NEW DELHI// On a day of protests against rape and sexual assault, police shot dead a journalist in the north-eastern state of Manipur and tear-gassed crowds in New Delhi.
Th. Nanao, a 36-year-old cameraman, working for a private television channel, was killed when police fired upon protesters in Imphal, the capital of Manipur. Manipur was rocked by protests after an actress known as Momoko was dragged from stage in full public view last week by an armed militant belonging to a banned rebel outfit, despite the presence of security personnel.
Momoko was allegedly attacked on December 17, a day after a 23-year-old physiotherapy student was gang-raped on a New Delhi bus by six men. She and her male friend were also severely beaten and thrown off the bus. The attack set off days of protests in the capital, and authorities struggled to control the protests all weekend. Yesterday, a police ban on gatherings of more than four people was defied by thousands who gathered near the India Gate Monument in central Delhi.
Fog added to the sullen mood of the city as police also shut down several metro stations and central roads to prevent people from reaching protest sites, giving parts of the usually bustling city a feeling of being on lockdown.
Early in the day, one group of protesters was evicted forcibly by police, who instructed them under threat of violence to get off the lawns around India Gate. Inexplicably, after a second wave of protesters was allowed entry into India GATE, police fired tear-gas to disperse them.
The crackdown came after massive protests on Saturday, when a crowd of thousands, gathered on the road leading to the official home of the Indian president, was repelled by policemen using tear-gas and water cannons.
Sonia Gandhi, the president of the Congress party, which heads the national coalition government, met protesters at her residence yesterday.
"She heard all their demands and suggestions. We appeal to protesters to maintain peace," R P N Singh, the junior home minister, said.
The senior home minister, Sushil Kumar Shinde, has promised to amend the law to ensure "enhanced and more effective punishment in the rarest of rare cases of sexual assault".
Although Mr Shinde did not specify that this would include the death penalty, his use of the phrase "rarest of rare" - which is used in India when death sentences are pronounced - suggested capital punishment.
As the protests unfolded and raged over the weekend, the victim of the December 16 gang-rape, still recovering in a hospital, submitted her statement to the police.

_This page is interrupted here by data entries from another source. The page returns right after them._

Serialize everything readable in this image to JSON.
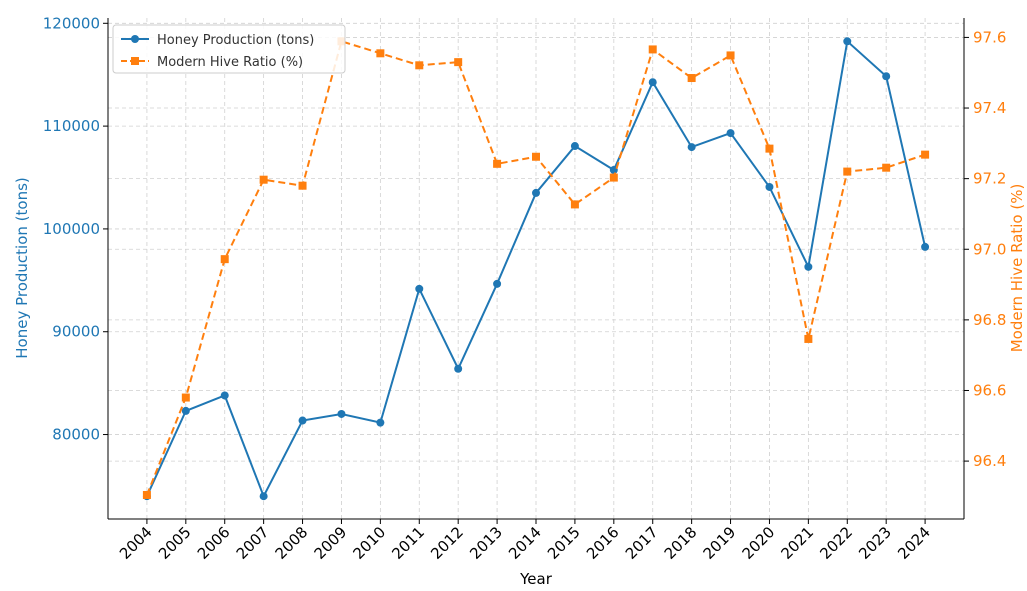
{
  "chart_data": {
    "type": "line",
    "xlabel": "Year",
    "ylabel": "Honey Production (tons)",
    "y2label": "Modern Hive Ratio (%)",
    "x": [
      2004,
      2005,
      2006,
      2007,
      2008,
      2009,
      2010,
      2011,
      2012,
      2013,
      2014,
      2015,
      2016,
      2017,
      2018,
      2019,
      2020,
      2021,
      2022,
      2023,
      2024
    ],
    "xlim": [
      2003,
      2025
    ],
    "xticks": [
      2004,
      2005,
      2006,
      2007,
      2008,
      2009,
      2010,
      2011,
      2012,
      2013,
      2014,
      2015,
      2016,
      2017,
      2018,
      2019,
      2020,
      2021,
      2022,
      2023,
      2024
    ],
    "ylim": [
      71785,
      120515
    ],
    "yticks": [
      80000,
      90000,
      100000,
      110000,
      120000
    ],
    "y2lim": [
      96.236,
      97.655
    ],
    "y2ticks": [
      96.4,
      96.6,
      96.8,
      {
        "value": 97.0,
        "label": "97.0"
      },
      97.2,
      97.4,
      97.6
    ],
    "grid": true,
    "legend": "upper-left",
    "series": [
      {
        "name": "Honey Production (tons)",
        "color": "#1f77b4",
        "marker": "circle",
        "dash": "solid",
        "values": [
          74000,
          82300,
          83800,
          74000,
          81360,
          82000,
          81160,
          94170,
          86400,
          94660,
          103500,
          108060,
          105730,
          114270,
          107960,
          109320,
          104080,
          96310,
          118250,
          114850,
          98250
        ]
      },
      {
        "name": "Modern Hive Ratio (%)",
        "color": "#ff7f0e",
        "marker": "square",
        "dash": "dashed",
        "axis": "y2",
        "values": [
          96.304,
          96.58,
          96.972,
          97.197,
          97.18,
          97.589,
          97.555,
          97.521,
          97.53,
          97.242,
          97.262,
          97.127,
          97.203,
          97.566,
          97.485,
          97.549,
          97.285,
          96.746,
          97.22,
          97.231,
          97.268
        ]
      }
    ]
  }
}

Along with a male friend, she said, she had watched a movie and then unknowingly boarded an off-duty bus occupied by six other men.
The men, police said, were drunk and joyriding in the bus. "All six men took turns to sexually assault me," the police quoted the victim as saying. "They threw us on the side of the road, where I then fainted."
Nilanjana S Roy, a New Delhi-based writer who attended the protests, said that the latter half of Saturday's protests "were taken over by opportunists and political parties and lumpen elements."
"But on Saturday morning, it was the most astonishing thing I've seen in Delhi: mostly young students who were confused about what they wanted to accomplish but who knew that things had to change," Ms Roy told The National.
Ms Roy remarked that yesterday's crowd was better organised than the one on Saturday.
"This protest march is being led by the All India Students Association, among other student bodies," she said, standing in the middle of a crowd of roughly 500 people who were raising slogans and moving in the direction of India Gate early yesterday. "There haven't been any obstructions by the police so far and they've been cooperative."
An hour later, the first tear-gas rounds were fired at India Gate.
Although the weekend's demonstrations were triggered by last week's rape, they have also drawn upon a wellspring of frustration over how increasingly unsafe women feel in Indian cities.
According to statistics released by the National Crime Records Bureau, the incidence of rape rose by 9.2 per cent in 2011. During the past six years, rape cases have spiked by 25 per cent. National crime records show that 228,650 of the total 256,329 violent crimes recorded last year were against women.
Delhi has shot into particularly sharp focus in the protests against sexual assault. Government figures have shown that the number of rapes in the city rose by 17 per cent to 661 this year.